Un acuerdo suscrito entre la Secretaría General de Inmigración y Emigración, dependiente de Empleo, y el Ministerio del Interior servirá para establecer un protocolo por el cual existirá una canalización adecuada de información de los inmigrantes que sean trasladados de los CETI a los centros de internamiento. A partir de ahora se tendrá conocimiento exhaustivo del perfil del inmigrante que sea trasladado para, en el caso de que esas personas necesiten de algún tratamiento médico, la dirección del CIE pueda acceder a su fichero y conocer si debe recibir algún tipo de medicación o no.

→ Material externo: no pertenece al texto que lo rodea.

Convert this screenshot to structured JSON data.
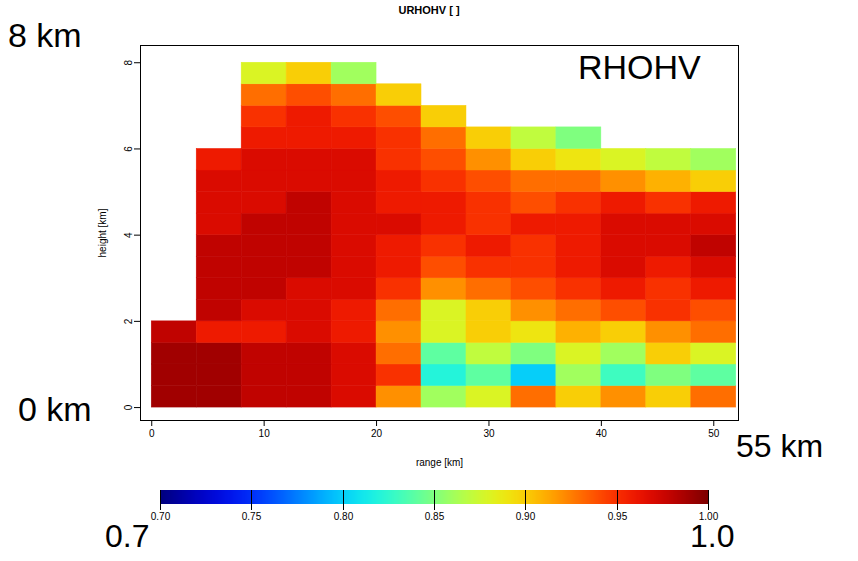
{
  "chart_data": {
    "type": "heatmap",
    "title": "URHOHV [ ]",
    "x_label": "range [km]",
    "y_label": "height [km]",
    "xlim": [
      -1,
      52.2
    ],
    "ylim": [
      -0.3,
      8.4
    ],
    "xticks": [
      0,
      10,
      20,
      30,
      40,
      50
    ],
    "yticks": [
      0,
      2,
      4,
      6,
      8
    ],
    "x_edges": [
      0,
      4,
      8,
      12,
      16,
      20,
      24,
      28,
      32,
      36,
      40,
      44,
      48,
      52
    ],
    "y_edges": [
      0,
      0.5,
      1,
      1.5,
      2,
      2.5,
      3,
      3.5,
      4,
      4.5,
      5,
      5.5,
      6,
      6.5,
      7,
      7.5,
      8
    ],
    "cells": [
      [
        0.99,
        0.99,
        0.98,
        0.98,
        0.97,
        0.92,
        0.86,
        0.88,
        0.93,
        0.9,
        0.92,
        0.9,
        0.93
      ],
      [
        0.99,
        0.99,
        0.98,
        0.98,
        0.97,
        0.95,
        0.82,
        0.84,
        0.8,
        0.86,
        0.83,
        0.85,
        0.84
      ],
      [
        0.99,
        0.99,
        0.98,
        0.98,
        0.97,
        0.93,
        0.84,
        0.87,
        0.85,
        0.88,
        0.86,
        0.9,
        0.88
      ],
      [
        0.98,
        0.96,
        0.96,
        0.97,
        0.96,
        0.92,
        0.88,
        0.9,
        0.89,
        0.91,
        0.9,
        0.92,
        0.93
      ],
      [
        null,
        0.98,
        0.97,
        0.97,
        0.96,
        0.93,
        0.88,
        0.9,
        0.92,
        0.93,
        0.94,
        0.95,
        0.94
      ],
      [
        null,
        0.98,
        0.98,
        0.97,
        0.97,
        0.95,
        0.92,
        0.93,
        0.94,
        0.95,
        0.96,
        0.95,
        0.96
      ],
      [
        null,
        0.98,
        0.98,
        0.98,
        0.97,
        0.96,
        0.94,
        0.95,
        0.95,
        0.96,
        0.97,
        0.96,
        0.97
      ],
      [
        null,
        0.98,
        0.98,
        0.98,
        0.97,
        0.96,
        0.95,
        0.96,
        0.95,
        0.96,
        0.97,
        0.97,
        0.98
      ],
      [
        null,
        0.97,
        0.98,
        0.98,
        0.97,
        0.97,
        0.96,
        0.95,
        0.96,
        0.96,
        0.97,
        0.97,
        0.97
      ],
      [
        null,
        0.97,
        0.97,
        0.98,
        0.97,
        0.96,
        0.96,
        0.95,
        0.94,
        0.95,
        0.96,
        0.95,
        0.96
      ],
      [
        null,
        0.97,
        0.97,
        0.97,
        0.97,
        0.96,
        0.95,
        0.94,
        0.93,
        0.93,
        0.92,
        0.91,
        0.9
      ],
      [
        null,
        0.96,
        0.97,
        0.97,
        0.97,
        0.95,
        0.94,
        0.92,
        0.9,
        0.89,
        0.88,
        0.87,
        0.86
      ],
      [
        null,
        null,
        0.96,
        0.96,
        0.96,
        0.95,
        0.93,
        0.9,
        0.87,
        0.85,
        null,
        null,
        null
      ],
      [
        null,
        null,
        0.95,
        0.96,
        0.95,
        0.94,
        0.9,
        null,
        null,
        null,
        null,
        null,
        null
      ],
      [
        null,
        null,
        0.93,
        0.94,
        0.93,
        0.9,
        null,
        null,
        null,
        null,
        null,
        null,
        null
      ],
      [
        null,
        null,
        0.88,
        0.9,
        0.86,
        null,
        null,
        null,
        null,
        null,
        null,
        null,
        null
      ]
    ],
    "colorbar": {
      "range": [
        0.7,
        1.0
      ],
      "ticks": [
        {
          "value": 0.7,
          "label": "0.70"
        },
        {
          "value": 0.75,
          "label": "0.75"
        },
        {
          "value": 0.8,
          "label": "0.80"
        },
        {
          "value": 0.85,
          "label": "0.85"
        },
        {
          "value": 0.9,
          "label": "0.90"
        },
        {
          "value": 0.95,
          "label": "0.95"
        },
        {
          "value": 1.0,
          "label": "1.00"
        }
      ]
    },
    "annotations": [
      "8 km",
      "RHOHV",
      "0 km",
      "55 km",
      "0.7",
      "1.0"
    ]
  }
}
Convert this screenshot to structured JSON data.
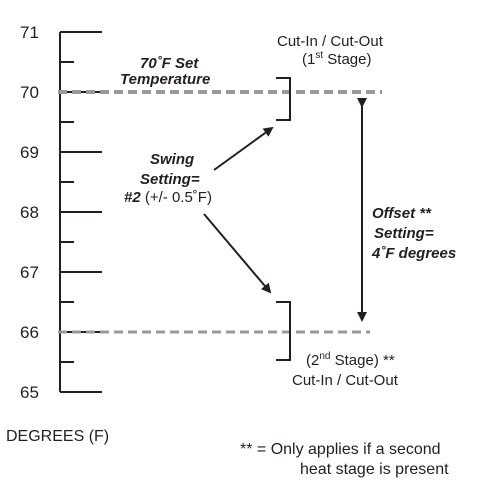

El acuerdo se ha llevado a cabo después del fallecimiento de una inmigrante que había sido trasladada desde Melilla a un CIE peninsular, sin que se informara de que tenía que recibir un tratamiento médico. El desconocimiento de esa historia provocó que la joven falleciera tres meses después de su traslado, ya que se desconocía que las pruebas del sida que le habían realizado habían dado positivo.
Ahora negligencias de este tipo quedarán subsanadas, ya que se conocerá inmediatamente si las personas trasladadas con órdenes de expulsión desde Ceuta o Melilla tienen algún tipo de enfermedad, pudiendo hacerles un seguimiento y tratamiento inmediato de patologías que ya habían sido detectadas.